Rafiq Gharzi, a lawyer from the Depositors Union, a nongovernmental association that supports depositors, founded in 2019, told Al-Monitor, “It is clear that the banks are looking for an excuse to control people more because there is no legal or moral justification for the banks to actually shut their doors.”
He said, “It is as if the banks were telling people and depositors, ‘Either you stop demanding your rights and submit to our conditions and policies and accept that we stole your money, or we will close all branches and paralyze the entire country.’”
Gharzi noted, “Closing the banks will not protect them from people's anger. If they want people to stop demanding their rights, they have only one solution — to give people access to their savings and adopt a fair, comprehensive and logical solution.”
Patrick Mardini, economist and head of the Lebanese Institute for Market Studies, told Al-Monitor, “The banks’ problem is that they have deposits of over $100 billion and their assets do not exceed $20 billion, so they can barely pay 20% of the depositors' money.”
He added, “That's why banks have resorted, since the start of the crisis in 2019, to forcing depositors to withdraw their money [even those deposited in US dollars] in Lebanese pounds. Today, some depositors want their money in US dollars and are no longer satisfied with withdrawing their savings in Lebanese pounds at an unfair exchange rate. People can clearly see that banks do not have a clear plan, and the Lebanese judiciary is not doing them justice, so they took matters into their own hands. I believe the political authority is the one to blame here because it did not find a proper solution, nor did the judiciary do anything to help depositors.”

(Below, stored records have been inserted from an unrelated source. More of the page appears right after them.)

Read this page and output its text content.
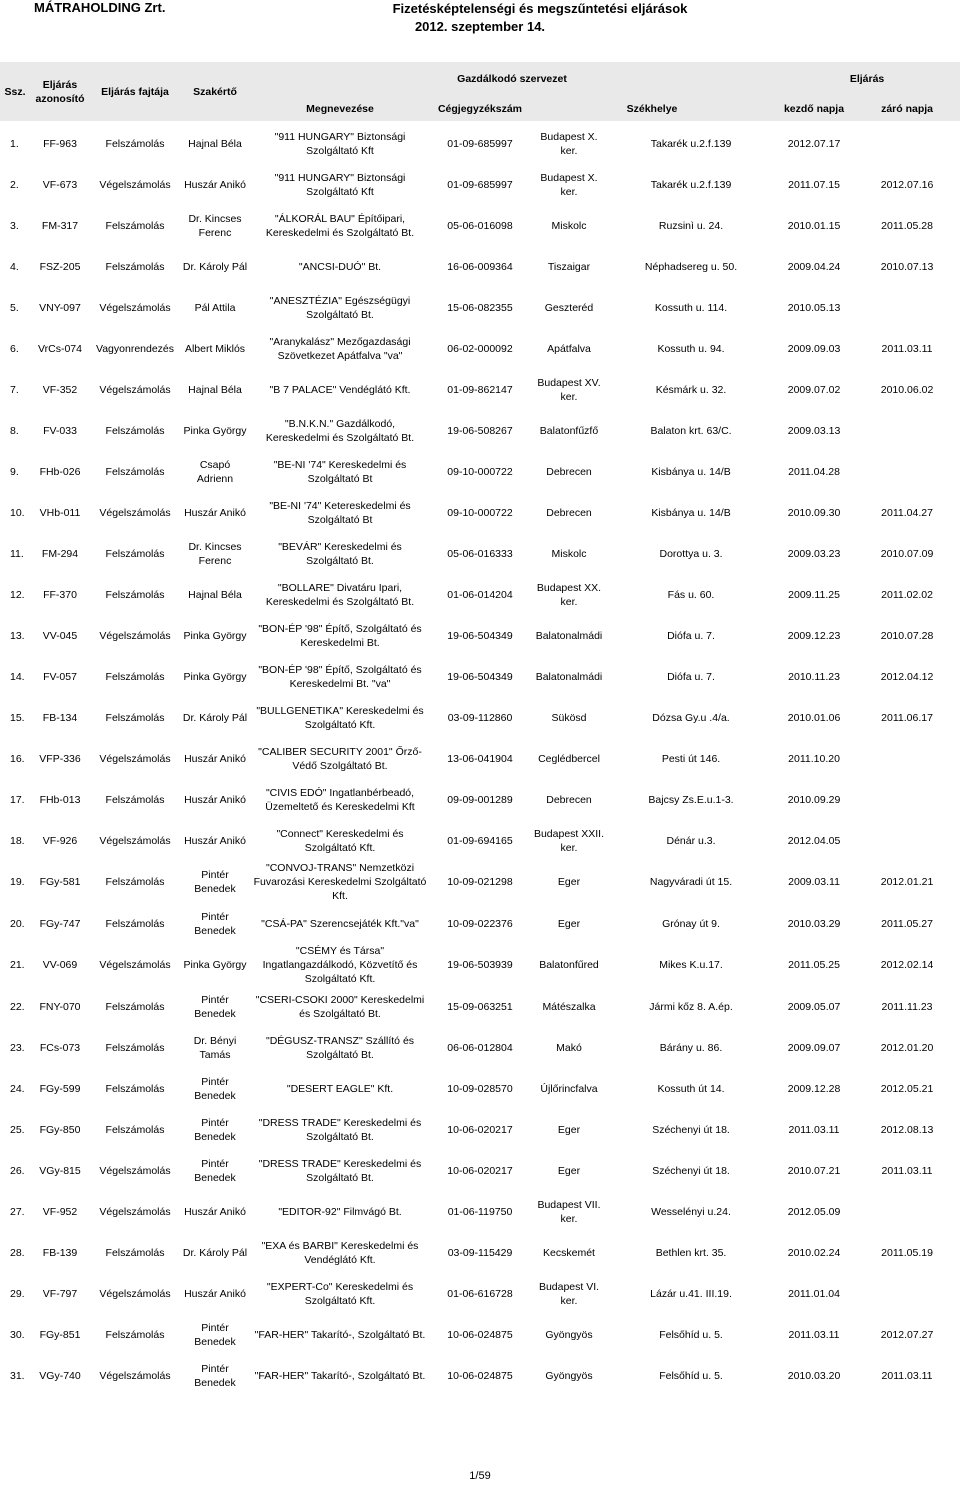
MÁTRAHOLDING Zrt.	Fizetésképtelenségi és megszűntetési eljárások
2012. szeptember 14.
Ssz.	Eljárás azonosító	Eljárás fajtája	Szakértő	Gazdálkodó szervezet				Eljárás	
				Megnevezése	Cégjegyzékszám	Székhelye		kezdő napja	záró napja

1.	FF-963	Felszámolás	Hajnal Béla	"911 HUNGARY" Biztonsági Szolgáltató Kft	01-09-685997	Budapest X. ker.	Takarék u.2.f.139	2012.07.17	
2.	VF-673	Végelszámolás	Huszár Anikó	"911 HUNGARY" Biztonsági Szolgáltató Kft	01-09-685997	Budapest X. ker.	Takarék u.2.f.139	2011.07.15	2012.07.16
3.	FM-317	Felszámolás	Dr. Kincses Ferenc	"ÁLKORÁL BAU" Építőipari, Kereskedelmi és Szolgáltató Bt.	05-06-016098	Miskolc	Ruzsinì u. 24.	2010.01.15	2011.05.28
4.	FSZ-205	Felszámolás	Dr. Károly Pál	"ANCSI-DUÓ" Bt.	16-06-009364	Tiszaigar	Néphadsereg u. 50.	2009.04.24	2010.07.13
5.	VNY-097	Végelszámolás	Pál Attila	"ANESZTÉZIA" Egészségügyi Szolgáltató Bt.	15-06-082355	Geszteréd	Kossuth u. 114.	2010.05.13	
6.	VrCs-074	Vagyonrendezés	Albert Miklós	"Aranykalász" Mezőgazdasági Szövetkezet Apátfalva "va"	06-02-000092	Apátfalva	Kossuth u. 94.	2009.09.03	2011.03.11
7.	VF-352	Végelszámolás	Hajnal Béla	"B 7 PALACE" Vendéglátó Kft.	01-09-862147	Budapest XV. ker.	Késmárk u. 32.	2009.07.02	2010.06.02
8.	FV-033	Felszámolás	Pinka György	"B.N.K.N." Gazdálkodó, Kereskedelmi és Szolgáltató Bt.	19-06-508267	Balatonfűzfő	Balaton krt. 63/C.	2009.03.13	
9.	FHb-026	Felszámolás	Csapó Adrienn	"BE-NI '74" Kereskedelmi és Szolgáltató Bt	09-10-000722	Debrecen	Kisbánya u. 14/B	2011.04.28	
10.	VHb-011	Végelszámolás	Huszár Anikó	"BE-NI '74" Ketereskedelmi és Szolgáltató Bt	09-10-000722	Debrecen	Kisbánya u. 14/B	2010.09.30	2011.04.27
11.	FM-294	Felszámolás	Dr. Kincses Ferenc	"BEVÁR" Kereskedelmi és Szolgáltató Bt.	05-06-016333	Miskolc	Dorottya u. 3.	2009.03.23	2010.07.09
12.	FF-370	Felszámolás	Hajnal Béla	"BOLLARE" Divatáru Ipari, Kereskedelmi és Szolgáltató Bt.	01-06-014204	Budapest XX. ker.	Fás u. 60.	2009.11.25	2011.02.02
13.	VV-045	Végelszámolás	Pinka György	"BON-ÉP '98" Építő, Szolgáltató és Kereskedelmi Bt.	19-06-504349	Balatonalmádi	Diófa u. 7.	2009.12.23	2010.07.28
14.	FV-057	Felszámolás	Pinka György	"BON-ÉP '98" Építő, Szolgáltató és Kereskedelmi Bt. "va"	19-06-504349	Balatonalmádi	Diófa u. 7.	2010.11.23	2012.04.12
15.	FB-134	Felszámolás	Dr. Károly Pál	"BULLGENETIKA" Kereskedelmi és Szolgáltató Kft.	03-09-112860	Sükösd	Dózsa Gy.u .4/a.	2010.01.06	2011.06.17
16.	VFP-336	Végelszámolás	Huszár Anikó	"CALIBER SECURITY 2001" Őrző-Védő Szolgáltató Bt.	13-06-041904	Ceglédbercel	Pesti út 146.	2011.10.20	
17.	FHb-013	Felszámolás	Huszár Anikó	"CIVIS EDÓ" Ingatlanbérbeadó, Üzemeltető és Kereskedelmi Kft	09-09-001289	Debrecen	Bajcsy Zs.E.u.1-3.	2010.09.29	
18.	VF-926	Végelszámolás	Huszár Anikó	"Connect" Kereskedelmi és Szolgáltató Kft.	01-09-694165	Budapest XXII. ker.	Dénár u.3.	2012.04.05	
19.	FGy-581	Felszámolás	Pintér Benedek	"CONVOJ-TRANS" Nemzetközi Fuvarozási Kereskedelmi Szolgáltató Kft.	10-09-021298	Eger	Nagyváradi út 15.	2009.03.11	2012.01.21
20.	FGy-747	Felszámolás	Pintér Benedek	"CSÁ-PA" Szerencsejáték Kft."va"	10-09-022376	Eger	Grónay út 9.	2010.03.29	2011.05.27
21.	VV-069	Végelszámolás	Pinka György	"CSÉMY és Társa" Ingatlangazdálkodó, Közvetítő és Szolgáltató Kft.	19-06-503939	Balatonfűred	Mikes K.u.17.	2011.05.25	2012.02.14
22.	FNY-070	Felszámolás	Pintér Benedek	"CSERI-CSOKI 2000" Kereskedelmi és Szolgáltató Bt.	15-09-063251	Mátészalka	Jármi kőz 8. A.ép.	2009.05.07	2011.11.23
23.	FCs-073	Felszámolás	Dr. Bényi Tamás	"DÉGUSZ-TRANSZ" Szállító és Szolgáltató Bt.	06-06-012804	Makó	Bárány u. 86.	2009.09.07	2012.01.20
24.	FGy-599	Felszámolás	Pintér Benedek	"DESERT EAGLE" Kft.	10-09-028570	Újlőrincfalva	Kossuth út 14.	2009.12.28	2012.05.21
25.	FGy-850	Felszámolás	Pintér Benedek	"DRESS TRADE" Kereskedelmi és Szolgáltató Bt.	10-06-020217	Eger	Széchenyi út 18.	2011.03.11	2012.08.13
26.	VGy-815	Végelszámolás	Pintér Benedek	"DRESS TRADE" Kereskedelmi és Szolgáltató Bt.	10-06-020217	Eger	Széchenyi út 18.	2010.07.21	2011.03.11
27.	VF-952	Végelszámolás	Huszár Anikó	"EDITOR-92" Filmvágó Bt.	01-06-119750	Budapest VII. ker.	Wesselényi u.24.	2012.05.09	
28.	FB-139	Felszámolás	Dr. Károly Pál	"EXA és BARBI" Kereskedelmi és Vendéglátó Kft.	03-09-115429	Kecskemét	Bethlen krt. 35.	2010.02.24	2011.05.19
29.	VF-797	Végelszámolás	Huszár Anikó	"EXPERT-Co" Kereskedelmi és Szolgáltató Kft.	01-06-616728	Budapest VI. ker.	Lázár u.41. III.19.	2011.01.04	
30.	FGy-851	Felszámolás	Pintér Benedek	"FAR-HER" Takarító-, Szolgáltató Bt.	10-06-024875	Gyöngyös	Felsőhíd u. 5.	2011.03.11	2012.07.27
31.	VGy-740	Végelszámolás	Pintér Benedek	"FAR-HER" Takarító-, Szolgáltató Bt.	10-06-024875	Gyöngyös	Felsőhíd u. 5.	2010.03.20	2011.03.11
1/59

An employee at the Credit Libanais Bank told Al-Monitor on condition of anonymity, “When banks were closed, we went to our branch and put money in the ATM and carried out some necessary transfers.”
He added, “Of course I am concerned since some people were saying that without bloodshed depositors cannot get their savings from banks, but from the bottom of my heart I feel for these people and indeed, some banks are benefitting from this closure.”
In a Sept. 21 statement to the local An-Nahar newspaper, Interior Minister Bassam Mawlawi said that he does not support the closure of banks because this will deepen the crisis and increase pressure on citizens, calling on banks to reopen and strengthen their security.
The Association of Depositors in Lebanon, an association specialized in defending the rights of depositors, tweeted Sept. 16, “The war to recover deposits has begun, and we will not remain silent until our rights are fully restored.”
Since October 2019, banks have imposed strict restrictions on depositors' withdrawals, especially in US dollars, and did not give the Lebanese people the freedom to dispose of their money. And for a long time, they only allowed them to withdraw their money in Lebanese pounds, whose value had greatly depreciated against the dollar, which caused frequent problems between depositors and bank employees.
On Sept. 14, Sally Hafez stormed the Sodeco branch of BLOM Bank to recover her savings to pay for her sister’s cancer treatment. Hafez held up the bank using what later turned out to be a toy gun and managed to recover part of her savings.
On Sept. 16, Tariq al-Jdideh, Ramlet el-Bayda, al-Mraijah and Ghazieh depositors carried out hold-ups in banks in Beirut.
In light of this wave of hold-ups, many fear that banks could resort to closing or imposing new measures on depositors, which will negatively affect people and their ability to run their businesses and pay for their rising living costs.